Communications & Notifications

Mozilla MOC is responsible for communications and notifications and will use the existing process.

Procedure

Preparations, as defined in this document, should start no later than the first two weeks of a new quarter. The desired goal is to have all the systems upgraded within the first 8 weeks at maximum of the quarter.

Candidate List

Mozilla's inventory ( https://inventory.mozilla.org ) will be used to generated a list of candidate servers. The list of servers will be generated within the first two weeks of each quarter.

Systems that are marked in the inventory with the following status will be candidates for upgrades:

  • production
  • building

Upgrade Process

Generally upgrades will take place on dev/staging systems first with sufficient post upgrade review time to verify the upgrades have not affected stability or performance.

Clusters

Cluster upgrades will be rolled out in chunks (~20% at a time) unless otherwise impossible. This will allow for careful review of stability and performance before upgrading additional hosts.

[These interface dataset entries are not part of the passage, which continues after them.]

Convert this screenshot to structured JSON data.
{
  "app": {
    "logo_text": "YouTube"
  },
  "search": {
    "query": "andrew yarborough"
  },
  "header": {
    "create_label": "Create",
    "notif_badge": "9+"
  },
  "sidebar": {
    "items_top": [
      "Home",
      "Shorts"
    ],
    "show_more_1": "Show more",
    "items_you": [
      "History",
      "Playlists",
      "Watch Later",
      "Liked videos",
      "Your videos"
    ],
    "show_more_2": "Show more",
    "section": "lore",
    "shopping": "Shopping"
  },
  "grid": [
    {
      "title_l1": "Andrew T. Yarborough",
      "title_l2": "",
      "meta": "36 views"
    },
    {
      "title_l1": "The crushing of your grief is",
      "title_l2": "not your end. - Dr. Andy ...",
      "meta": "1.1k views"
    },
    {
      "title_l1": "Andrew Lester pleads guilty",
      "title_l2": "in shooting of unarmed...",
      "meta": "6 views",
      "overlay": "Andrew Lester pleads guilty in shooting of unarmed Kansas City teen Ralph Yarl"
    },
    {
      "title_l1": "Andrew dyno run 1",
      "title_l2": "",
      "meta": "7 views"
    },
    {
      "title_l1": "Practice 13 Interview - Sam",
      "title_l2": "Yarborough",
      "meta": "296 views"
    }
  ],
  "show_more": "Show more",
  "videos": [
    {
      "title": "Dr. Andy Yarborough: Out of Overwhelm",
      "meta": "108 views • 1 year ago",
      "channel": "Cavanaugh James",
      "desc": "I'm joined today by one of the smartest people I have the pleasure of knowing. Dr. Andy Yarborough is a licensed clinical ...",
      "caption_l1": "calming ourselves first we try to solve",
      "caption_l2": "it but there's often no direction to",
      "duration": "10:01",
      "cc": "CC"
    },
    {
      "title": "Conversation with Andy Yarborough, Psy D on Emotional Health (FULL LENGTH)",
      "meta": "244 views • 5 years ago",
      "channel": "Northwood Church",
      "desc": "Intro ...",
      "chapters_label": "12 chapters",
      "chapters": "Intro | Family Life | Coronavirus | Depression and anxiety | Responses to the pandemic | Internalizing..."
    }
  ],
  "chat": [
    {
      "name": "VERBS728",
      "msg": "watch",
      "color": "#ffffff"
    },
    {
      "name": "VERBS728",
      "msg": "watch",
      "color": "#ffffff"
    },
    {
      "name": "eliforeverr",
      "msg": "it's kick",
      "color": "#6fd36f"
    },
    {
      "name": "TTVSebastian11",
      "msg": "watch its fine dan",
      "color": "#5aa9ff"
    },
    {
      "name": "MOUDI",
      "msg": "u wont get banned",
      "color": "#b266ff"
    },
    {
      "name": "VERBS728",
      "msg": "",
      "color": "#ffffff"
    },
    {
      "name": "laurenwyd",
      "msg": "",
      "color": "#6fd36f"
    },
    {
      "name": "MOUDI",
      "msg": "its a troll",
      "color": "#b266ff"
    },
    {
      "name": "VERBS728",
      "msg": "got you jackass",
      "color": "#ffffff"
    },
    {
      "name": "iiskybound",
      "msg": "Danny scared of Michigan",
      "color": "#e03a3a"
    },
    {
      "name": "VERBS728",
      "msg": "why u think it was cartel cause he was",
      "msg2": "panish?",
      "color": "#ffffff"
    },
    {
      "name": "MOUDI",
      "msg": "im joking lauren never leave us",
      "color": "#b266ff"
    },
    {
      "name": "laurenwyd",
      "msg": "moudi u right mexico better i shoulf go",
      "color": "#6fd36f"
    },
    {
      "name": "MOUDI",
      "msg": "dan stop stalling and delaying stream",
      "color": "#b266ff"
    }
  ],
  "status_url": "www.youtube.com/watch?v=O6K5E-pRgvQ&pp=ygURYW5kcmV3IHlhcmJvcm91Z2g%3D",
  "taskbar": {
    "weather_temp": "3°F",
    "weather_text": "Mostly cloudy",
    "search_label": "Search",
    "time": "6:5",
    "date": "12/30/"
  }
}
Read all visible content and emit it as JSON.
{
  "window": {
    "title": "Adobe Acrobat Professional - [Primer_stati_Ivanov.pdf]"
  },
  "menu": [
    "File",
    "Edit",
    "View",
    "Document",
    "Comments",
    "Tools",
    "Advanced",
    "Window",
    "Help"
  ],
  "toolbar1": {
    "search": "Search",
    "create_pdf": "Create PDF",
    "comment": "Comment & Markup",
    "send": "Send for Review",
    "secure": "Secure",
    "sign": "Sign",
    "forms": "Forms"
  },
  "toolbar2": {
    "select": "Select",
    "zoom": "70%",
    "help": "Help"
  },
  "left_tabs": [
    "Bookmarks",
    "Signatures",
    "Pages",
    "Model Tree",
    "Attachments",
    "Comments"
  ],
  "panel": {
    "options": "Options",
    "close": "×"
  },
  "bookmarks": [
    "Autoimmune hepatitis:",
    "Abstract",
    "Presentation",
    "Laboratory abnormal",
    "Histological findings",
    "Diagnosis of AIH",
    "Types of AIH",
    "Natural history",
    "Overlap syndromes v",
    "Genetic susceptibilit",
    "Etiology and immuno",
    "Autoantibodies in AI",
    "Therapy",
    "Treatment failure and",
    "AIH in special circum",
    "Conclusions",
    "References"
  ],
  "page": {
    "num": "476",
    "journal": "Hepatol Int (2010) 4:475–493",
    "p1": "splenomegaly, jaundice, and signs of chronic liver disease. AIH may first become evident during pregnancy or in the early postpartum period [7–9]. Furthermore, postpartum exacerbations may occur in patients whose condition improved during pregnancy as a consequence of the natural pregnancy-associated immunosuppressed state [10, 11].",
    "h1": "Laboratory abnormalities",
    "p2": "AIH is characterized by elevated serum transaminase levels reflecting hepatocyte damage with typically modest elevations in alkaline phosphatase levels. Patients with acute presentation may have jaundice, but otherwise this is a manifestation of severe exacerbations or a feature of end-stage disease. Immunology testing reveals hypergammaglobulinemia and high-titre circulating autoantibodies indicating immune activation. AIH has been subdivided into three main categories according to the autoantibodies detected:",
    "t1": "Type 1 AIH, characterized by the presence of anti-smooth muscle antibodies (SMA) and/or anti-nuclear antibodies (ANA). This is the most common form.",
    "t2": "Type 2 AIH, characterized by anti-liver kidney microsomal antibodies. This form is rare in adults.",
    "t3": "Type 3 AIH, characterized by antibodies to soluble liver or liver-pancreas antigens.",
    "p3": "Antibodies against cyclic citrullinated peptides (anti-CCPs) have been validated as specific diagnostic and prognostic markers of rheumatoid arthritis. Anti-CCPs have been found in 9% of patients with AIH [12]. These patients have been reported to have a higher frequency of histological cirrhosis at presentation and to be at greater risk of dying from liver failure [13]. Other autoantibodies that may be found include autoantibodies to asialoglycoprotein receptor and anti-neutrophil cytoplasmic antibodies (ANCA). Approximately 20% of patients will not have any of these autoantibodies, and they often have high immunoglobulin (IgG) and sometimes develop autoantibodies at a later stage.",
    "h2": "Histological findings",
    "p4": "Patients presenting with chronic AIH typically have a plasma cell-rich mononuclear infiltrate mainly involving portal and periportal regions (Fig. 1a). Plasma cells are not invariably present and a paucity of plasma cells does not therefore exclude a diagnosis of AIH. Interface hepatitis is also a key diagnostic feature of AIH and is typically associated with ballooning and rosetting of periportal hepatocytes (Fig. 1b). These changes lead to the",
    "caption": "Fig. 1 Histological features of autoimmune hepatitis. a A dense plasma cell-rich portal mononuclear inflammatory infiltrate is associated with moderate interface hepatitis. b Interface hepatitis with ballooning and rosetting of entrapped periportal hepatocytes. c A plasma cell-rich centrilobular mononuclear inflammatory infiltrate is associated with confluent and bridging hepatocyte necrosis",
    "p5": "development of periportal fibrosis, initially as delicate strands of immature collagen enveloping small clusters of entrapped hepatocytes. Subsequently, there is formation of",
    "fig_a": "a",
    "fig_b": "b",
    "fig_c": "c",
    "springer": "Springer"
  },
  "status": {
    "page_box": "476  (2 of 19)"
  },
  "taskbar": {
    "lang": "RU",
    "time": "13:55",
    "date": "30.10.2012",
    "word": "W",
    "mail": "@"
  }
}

  • Verify package upgrades
    • run yum update & work with system owners to verify list to prevent accidental upgades.
  • If there are conflicting upgrades, add to puppet to exclude from /etc/yum.conf

Kernel Upgrades

  1. Consult with Security Assurance on dependent packages to be upgraded.
  2. Alert Security Assurance if there are systems where Kernel upgrade is not possible and work out contingency plan as necessary.